We are also developing materials that have a greater storage capacity at room temperature. For this to be feasible, the enthalpy of adsorption (Qst) must be increased from the 5-7 kJ/mol often observed in frameworks, to approximately -15 kJ/mol over the entire adsorption range. By employing the 1,3,5-benzenetristetrazolate (BTT3-) ligand, we have succeeded in isolating a series of cubic, sodalite-like metal-organic frameworks, M3[(M4Cl)3(BTT)8]2 (M-BTT, M = Mn, Fe, Cu). These materials possess open coordination sites, which prove to be polarizing towards H2. This is reflected in the higher Qst observed in these materials compared to those without open coordination sites.
The energy costs associated with the separation of light hydrocarbons could potentially be lowered through development of selective solid adsorbents. We have recently synthesized a metal-organic framework, Fe2(dobdc), featuring channels lined with a high concentration of soft Fe2+ cation sites, which exhibits excellent performance characteristics for the separation of ethylene/ethane and propylene/propane mixtures at 318 K. Breakthrough data obtained for these mixtures provide experimental validation of simulations, which are then used to show that the material can be expected to exhibit higher selectivities and capacities compared to other known adsorbents for: the fractionation of ethane/ethane/ethylene/acetylene mixtures, removing acetylene impurities from ethylene, and membrane-based olefin/paraffin separations.
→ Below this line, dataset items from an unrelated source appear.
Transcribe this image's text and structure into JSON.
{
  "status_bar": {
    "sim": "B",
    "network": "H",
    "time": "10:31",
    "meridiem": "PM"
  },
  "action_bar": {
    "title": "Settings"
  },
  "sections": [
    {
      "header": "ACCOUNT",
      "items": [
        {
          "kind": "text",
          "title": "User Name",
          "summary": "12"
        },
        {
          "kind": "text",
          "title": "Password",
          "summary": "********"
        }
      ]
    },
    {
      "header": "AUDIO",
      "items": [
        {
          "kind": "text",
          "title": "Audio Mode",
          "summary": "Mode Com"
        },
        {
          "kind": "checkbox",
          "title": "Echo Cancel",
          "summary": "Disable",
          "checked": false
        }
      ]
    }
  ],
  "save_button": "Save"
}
Fig. 3 Left: Neutron powder diffraction data confirm a side-on coordination of unsaturated ethylene to the iron(II) centers in Fe2(dobdc). Right: Calculated methane, ethane, ethylene, and acetylene breakthrough curves for an equimolar mixture of the gases flowing through a bed of Fe2(dobdc) and a schematic representation of the separation of a mixture of these gases using just three packed beds of Fe2(dobdc).
While metal-organic frameworks have been widely investigated for their gas sorption properties, and to a lesser extent possible applications in catalysis and sensing there have been very few investigations of charge transport in these materials. We have recently shown that the incorporation of lithium alkoxides into a metal-organic framework with open metal cation sites can produce solids with an ionic conductivity of 3 x 10-4 S/cm at 300 K. We are exploring similar strategies to get higher conductivities and explore the conduction of other ions. Our group is also actively exploring methods to engender electronic conductivity into metal-organic frameworks have traditionally been made with redox-inactive metals and hard ligands that form bonds with ionic character, minimizing orbital overlap and electronic communication. We are exploring systems with redox-active metals and softer ligands that form bonds with greater covalency and π-overlap with the metal orbitals. One framework synthesized in our lab, Cu[Ni(pdt)2], upon I2 doping, displays a conductivity of greater than 10-4 S/cm at 295K.